Nous le savons : au sein de l’Église, les tensions et les divergences persistent. Mais n’est-ce la loi propre à tout témoignage? Les témoins apparaissent là où la Parole rencontre les hommes dans leurs contradictions. Les témoins ont à annoncer JésusChrist dans le langage de leurs interlocuteurs aussi bien par des actes que par des mots, en y engageant toutes les dimensions de leur être. Dans les Actes, le témoignage des Apôtres est marqué par une sorte de gradation tragique : ils sont d’abord interdits de parole (4, 18), puis menacés de mort (5, 33) et enfin battus de verges (5, 40). Bientôt Étienne subira la lapidation (7, 59). Pour Luc, ce martyre marque l’épilogue de l’action des témoins à Jérusalem. Le témoignage de l’Église à travers les âges est toujours traversé par des expériences houleuses. Le témoin n’est pas au-dessus de l’histoire ; il est dans l’histoire. Tel est son lot. La logique ultime du témoignage peut encore aujourd’hui aboutir au martyre.

« Notre monde, disait Paul VI, a plus besoin de témoins que de maîtres. » C’est dire à quel point le rayonnement du chrétien n’est pas d’abord affaire d’activités plus ou moins spectaculaires, mais bien de témoignage authentique et cohérent, de rayonnement de personnes qui osent risquer leur vie pour le Christ et pour leurs frères, poussés par un surcroît d’amour pour guérir les divisions. « Nous devons donc croire que Dieu est Amour pour les Églises aussi, disait Chiara Lubich. Mais si Dieu nous aime, nous ne pouvons pas rester inertes devant tant de bienveillance divine. En vrais fils et filles, nous devons répondre à son amour, en tant qu’Église aussi. Il faut pour cela en chacune un supplément d’amour. Amour envers les autres Églises donc, et amour réciproque entre les Églises, cet amour qui amène chacune à être un don pour les autres, puisqu’on peut prévoir que dans l’Église du futur la vérité sera une, mais exprimée de diverses manières, observée sous des angles divers, embellie des diverses interprétations. »

«Le sang des martyrs est semence de chrétiens », écrivit Tertullien.

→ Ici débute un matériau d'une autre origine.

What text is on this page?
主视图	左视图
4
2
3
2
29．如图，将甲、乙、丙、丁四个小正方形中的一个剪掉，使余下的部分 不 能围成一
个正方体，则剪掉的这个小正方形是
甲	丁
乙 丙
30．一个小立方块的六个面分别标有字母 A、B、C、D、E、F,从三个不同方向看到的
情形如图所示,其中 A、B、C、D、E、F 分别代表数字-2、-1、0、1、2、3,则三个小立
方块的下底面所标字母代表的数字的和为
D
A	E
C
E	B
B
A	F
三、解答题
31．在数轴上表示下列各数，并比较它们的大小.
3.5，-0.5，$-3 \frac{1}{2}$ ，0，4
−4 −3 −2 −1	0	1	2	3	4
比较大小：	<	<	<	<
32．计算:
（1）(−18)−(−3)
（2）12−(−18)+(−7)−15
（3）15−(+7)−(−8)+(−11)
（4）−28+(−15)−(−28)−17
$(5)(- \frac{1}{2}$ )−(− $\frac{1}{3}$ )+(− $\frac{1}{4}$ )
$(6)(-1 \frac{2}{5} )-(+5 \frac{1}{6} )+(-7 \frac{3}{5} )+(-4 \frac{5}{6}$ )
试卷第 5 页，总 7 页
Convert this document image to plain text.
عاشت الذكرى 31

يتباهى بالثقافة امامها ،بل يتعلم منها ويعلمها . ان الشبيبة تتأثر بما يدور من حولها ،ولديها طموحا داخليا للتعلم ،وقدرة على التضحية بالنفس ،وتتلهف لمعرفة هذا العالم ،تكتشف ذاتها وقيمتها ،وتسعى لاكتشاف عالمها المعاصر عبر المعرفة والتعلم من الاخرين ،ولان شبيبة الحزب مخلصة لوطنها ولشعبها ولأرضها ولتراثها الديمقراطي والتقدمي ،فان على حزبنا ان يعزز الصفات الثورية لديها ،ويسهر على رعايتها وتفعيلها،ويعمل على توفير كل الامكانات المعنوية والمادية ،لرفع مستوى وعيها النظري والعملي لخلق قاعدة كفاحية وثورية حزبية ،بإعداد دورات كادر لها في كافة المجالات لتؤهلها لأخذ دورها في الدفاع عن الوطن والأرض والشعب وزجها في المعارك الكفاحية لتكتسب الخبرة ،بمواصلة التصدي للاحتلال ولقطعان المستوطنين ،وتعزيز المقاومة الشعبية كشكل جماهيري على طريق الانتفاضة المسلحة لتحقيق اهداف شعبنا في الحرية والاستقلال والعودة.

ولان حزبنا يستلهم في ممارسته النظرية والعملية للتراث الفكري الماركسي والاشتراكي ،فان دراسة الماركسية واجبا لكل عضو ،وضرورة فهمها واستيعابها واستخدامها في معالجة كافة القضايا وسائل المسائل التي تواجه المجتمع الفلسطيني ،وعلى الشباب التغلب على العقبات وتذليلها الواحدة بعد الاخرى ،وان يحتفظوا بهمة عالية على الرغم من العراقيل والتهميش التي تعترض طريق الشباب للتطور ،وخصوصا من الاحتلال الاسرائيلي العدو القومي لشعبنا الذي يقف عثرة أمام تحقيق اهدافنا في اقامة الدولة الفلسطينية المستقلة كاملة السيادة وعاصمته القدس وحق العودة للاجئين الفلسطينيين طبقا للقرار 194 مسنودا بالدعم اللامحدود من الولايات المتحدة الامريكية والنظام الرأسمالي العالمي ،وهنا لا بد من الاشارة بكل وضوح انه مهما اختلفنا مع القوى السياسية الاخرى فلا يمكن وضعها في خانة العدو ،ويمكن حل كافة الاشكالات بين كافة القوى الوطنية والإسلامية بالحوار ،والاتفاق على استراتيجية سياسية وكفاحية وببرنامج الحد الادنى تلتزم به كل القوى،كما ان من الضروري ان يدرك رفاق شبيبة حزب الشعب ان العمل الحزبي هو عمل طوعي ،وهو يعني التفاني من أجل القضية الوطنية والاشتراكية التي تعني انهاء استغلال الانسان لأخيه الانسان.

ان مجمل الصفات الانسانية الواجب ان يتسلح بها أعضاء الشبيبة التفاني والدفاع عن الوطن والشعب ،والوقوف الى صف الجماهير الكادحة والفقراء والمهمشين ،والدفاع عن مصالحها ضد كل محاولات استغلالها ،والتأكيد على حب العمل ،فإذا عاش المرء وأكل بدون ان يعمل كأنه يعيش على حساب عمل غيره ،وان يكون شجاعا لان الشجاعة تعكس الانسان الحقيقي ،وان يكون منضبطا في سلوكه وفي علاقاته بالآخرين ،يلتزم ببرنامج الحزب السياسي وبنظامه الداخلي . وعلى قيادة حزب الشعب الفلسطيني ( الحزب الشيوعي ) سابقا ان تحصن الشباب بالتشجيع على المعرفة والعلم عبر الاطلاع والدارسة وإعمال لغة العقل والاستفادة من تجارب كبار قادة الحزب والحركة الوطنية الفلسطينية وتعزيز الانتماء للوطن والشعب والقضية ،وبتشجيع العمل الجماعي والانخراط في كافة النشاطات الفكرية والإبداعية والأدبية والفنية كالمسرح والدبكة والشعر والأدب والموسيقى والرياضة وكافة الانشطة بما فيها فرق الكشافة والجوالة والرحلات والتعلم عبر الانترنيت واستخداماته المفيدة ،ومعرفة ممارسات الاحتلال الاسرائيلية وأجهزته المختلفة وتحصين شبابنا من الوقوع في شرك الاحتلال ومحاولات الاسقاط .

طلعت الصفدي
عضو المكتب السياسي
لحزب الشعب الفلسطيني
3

Cette vérité est l’apanage de toute Église, celle des Gaules aux racines mêmes de la christianisation de la France, mais aussi celle des communautés qui reçurent l’Évangile aux diverses étapes de l’histoire, à travers le monde.

Pour avoir vécu près de vingt ans en Russie, je ne crains pas d’affirmer que l’Église orthodoxe a subi durant la période soviétique la plus longue et la plus terrible persécution de toute l’histoire chrétienne. Elle peut s’honorer du plus grand nombre de martyrs et confesseurs de la foi de toute l’histoire de l’Église. Ne soyons donc pas étonnés qu’après une telle épreuve, les partenaires du dialogue œcuménique l’ayant vécue puissent aujourd’hui avoir leur manière propre de parler du témoignage au Christ, et appréhender le pluralisme culturel et religieux de notre monde de façon spécifique, face parfois à un prosélytisme de mauvais aloi. Comment oser parler d’évangélisation dans un pays où les gens ont constamment l’Évangile à la main ? Peut-on leur reprocher leur scepticisme devant ces groupes religieux extérieurs qui se disent « missionnaires » mais qui sont plus soucieux de leurs intérêts propres et de leurs effectifs que de la transmission du message et de la vie de l’Évangile ? Mais pourquoi aussi le monde orthodoxe, qui sait bénéficier comme Églises des avantages de l’universalité chrétienne, dénonce-t-il systématiquement une attitude « prosélyte hostile » pour ce qui relève d’un sain pluralisme religieux et procède du fait confessionnel ? L’œcuménisme, dont la route a été irradiée par de si lumineuses rencontres durant ce dernier demi-siècle, connaîtra-t-il à nouveau une phase d’espérance enthousiaste concrétisée par la rencontre du patriarche de Moscou et de l’évêque de Rome ?

« De tout cela, c’est vous qui en êtes les témoins. » Nous ne le serons vraiment que si nous sommes ce surcroît d’amour qui guérit les divisions entre les hommes et irradie leurs existences. L’essentiel dans le témoignage, nous le pressentons bien, n’est pas dans ce que l’on dit ou ce que l’on fait, mais bien dans ce que l’on est.